6. You have a vacation home.
Another important tax tip when getting divorced is thinking about what to do with a vacation home if applicable. Vacation homes, because they are not primary residences, do not qualify for the same tax exemptions as a regular home.
When you sell the vacation home because of the divorce, there will probably be capital gains tax to pay. How much this tax is will depend on your income.
As with owning rental properties, when you are dealing with the division of extra property like vacation homes you would probably benefit from talking to an accountant and a divorce attorney who have experience dealing with these kinds of financial issues.
Prior to 2008 you were able to exclude profits of $250,000 if single and $500,000 if married from capital gains tax on the sale of a second home due to The Housing Assistance Act. This legislation was put in place mostly for investment properties but vacation homes could certainly be counted as such.
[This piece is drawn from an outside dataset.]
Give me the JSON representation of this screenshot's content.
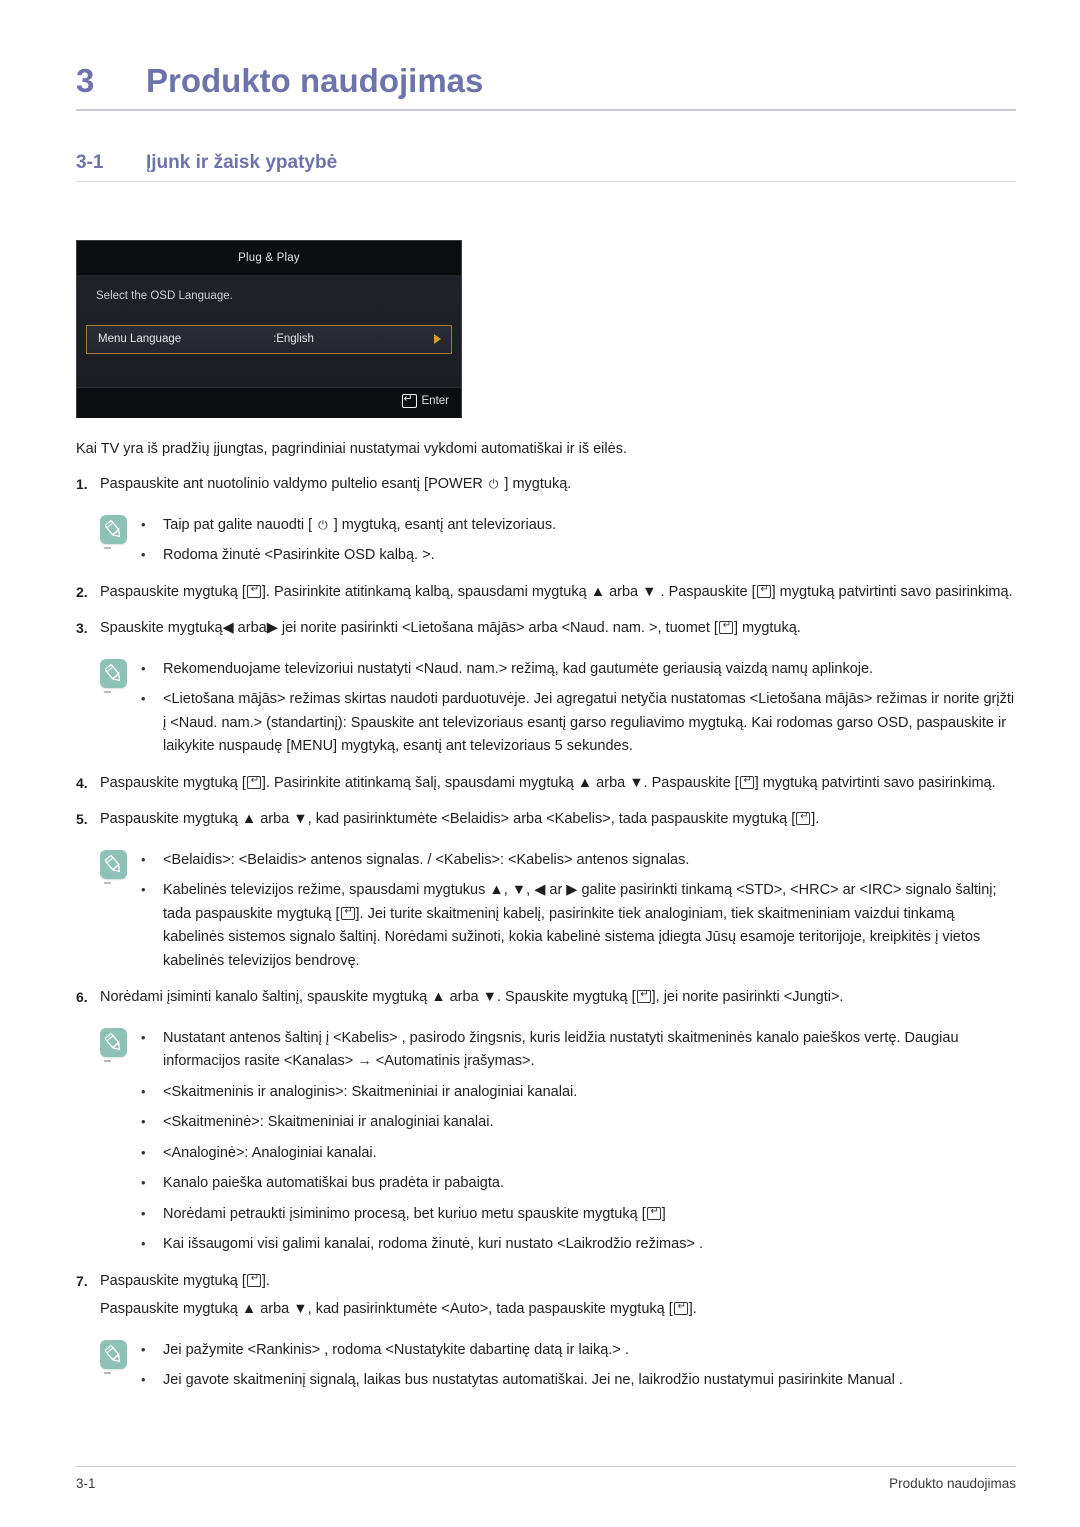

You might be able qualify for a partial exclusion, however, if you lived in the residence for two years or more and treated the property as an investment property the rest of the time. For example, if you owned the home for a total of five years, and if you rented it out for the first three years then moved in yourself for the remaining two years, you might be able to exclude 40 percent of your profit from capital gains tax because the property was used as your primary residence for 40 percent of the time. Again you should always consult with a tax specialist because everyone’s circumstances are different.
Other Tax Considerations
When getting a divorce you should have a complete understanding of how tax laws work not only when selling your home but in general as well. Your divorce settlement is going to take into consideration a whole slew of things. This is complicated even further if you have kids.
For example, if you are the spouse who is paying alimony this can be deducted from your taxes as long as it spelled out in writing in your divorce agreement. On the other side of the coin if you are being paid alimony these amounts must be claimed on your income taxes. The exact opposite is true of child support. Whoever is paying the child support does not get a deduction and the person receiving the money does not report this as income.
You are probably thinking to yourself that if you are the breadwinner paying alimony has more beneficial tax benefits than paying child support!
Additional Tax Tips For Divorcing Homeowners
- The complete IRS guide to tax questions while selling a home and getting divorced via The Internal Revenue Service.
- Divorcing woman need to understand real estate appraisals and other considerations via Forbes.
- Should I file separate or joint tax returns when getting a divorce via Nolo.
Use these additional articles referenced above to make smart tax decisions when going through a divorce. All tax and financial advice should be verified with a certified accountant or other financial specialist before making any decisions on how to treat marital assets. Taxes and divorce can be complicated when intertwined. This is not something you should take lightly. Those that do often regret it sometime down the road.